Not only, as we have seen, are the muscles of the face relaxed, but also those of the trunk and limbs. The muscles which are necessary for respiration continue to act, but their action is independent of the will, though occasionally assisted by it. The relaxation is generally gradual. If the sleeper is in the sitting posture, the grasp of the hand on the book, or any other object, gives way, the body inclines forward, or sideways, or backwards, according to the direction towards which gravitation directs it; the head falls towards the breast, because it is so articulated to the spine that its heavier portion is anterior to the centre of motion. The shock given by this descent of the head often rouses the sleeper sufficiently to make him bring it back to a position more accordant with his rank in the scale of animals; and then the will again slumbers, and the head is again degraded.

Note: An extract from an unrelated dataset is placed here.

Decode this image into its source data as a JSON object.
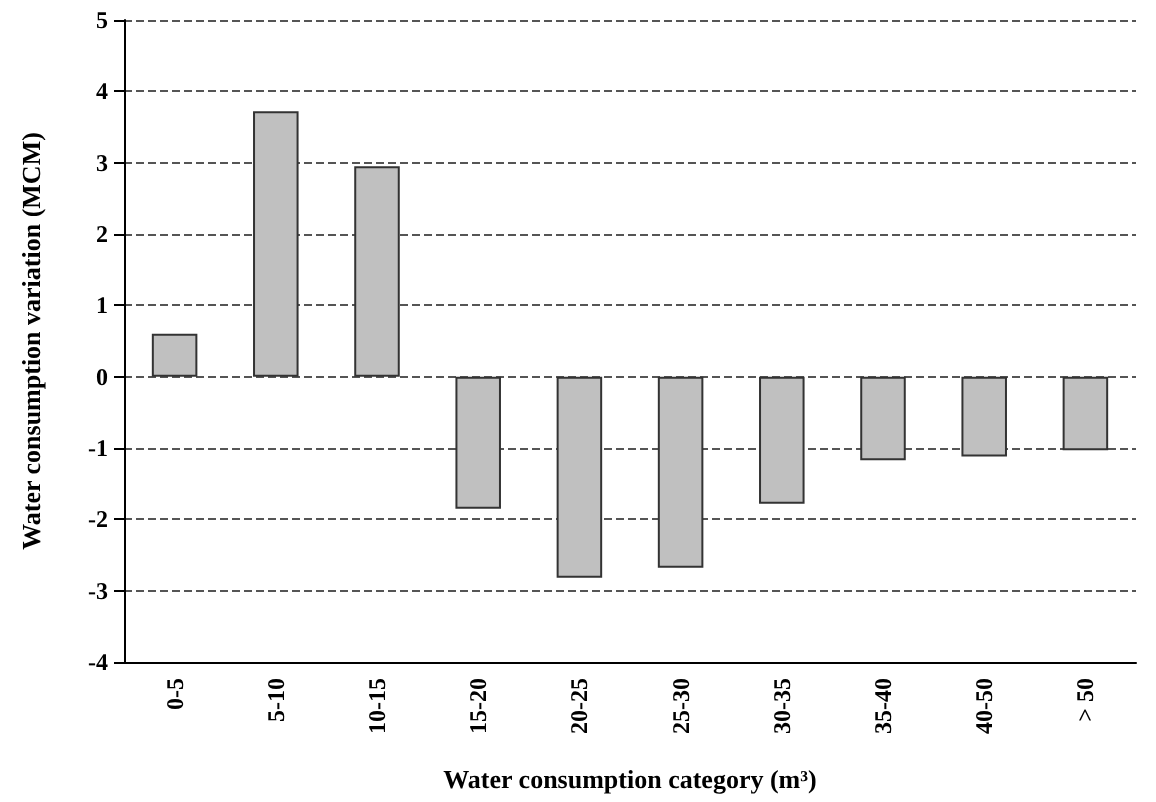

On examining the limbs, we notice that they are gently bent.* There are two sets of muscles which move the limbs; one set which bend the joints, the other which straighten them; they are technically called flexors and extensors, and they antagonise each other. In sleep the flexors are said to have the predominance; not, however, that this statement is quite correct, for neither set are positively in action. The limbs are found in a semi-flexed position, not because of a continued action of the flexor muscles, but because having been instinctively placed in that position, they remain in it when the muscles are reposing. They are instinctively so placed, in order that the body may rest more easily, because on a more extensive base, when the limbs are slightly bent. Anyone will find, when lying down on the side, and trying to rest with the limbs extended, that the points of support for the body are much fewer, and therefore that the pressure on the parts which are undermost is greater than if the limbs are moderately bent.†

These remarks on the sleeper all have reference to what I described to you as the Life of Relations, but we cannot close this first superficial study of his condition without noticing the respiration. It is slower than in the waking state, and it is more audible. The latter character depends on the air being drawn through the nostrils only, and with more force, because the inspirations are deeper. Sometimes, as in very profound sleep, the breathing is absolutely laborious ; the cause of which is either that the torpor natural to one part of the nervous system is extended to another which is very near it, and from which the nerves which animate the muscles of respiration derive their energy, or that the state of sleep, combined with the position, has caused such a fulness of the vessels about this part as to oppress its function. In coma, or morbid sleep, this phenomenon is very common. The circulation is also slower, that is, the beatings of the heart are less frequent; one reason for which is the suspended muscular action in the limbs, for no cause has a greater influence in quickening the circulation than muscular action; and the mode in which it operates is by compressing the veins, and so hastening the flow of blood through them towards the heart. Also there is, cceteris paribus, a direct proportion between the rate of circulation and the respiratory movements. Another fact worthy of notice, as to the organic life in sleep, is that the body is more easily affected by cold. Now, the body resists the action of outward cold, or, in stricter language, is enabled to part with a large portion of heat to the air and other surrounding objects by virtue of its own faculty of manufacturing heat. The animal caloric is formed in greater quantity, in proportion as the respiration and the circulation are more active; therefore it is not wonderful that during sleep cold should have a greater effect upon the body than during our waking moments. It is probable, also, that there is a direct relation through the nervous force, which seems to be intimately connected with the production of heat. Digestion and the assimilative function are, probably, more active during sleep; so also is the function of perspiration; but I must not dwell upon these points, as we have much before us.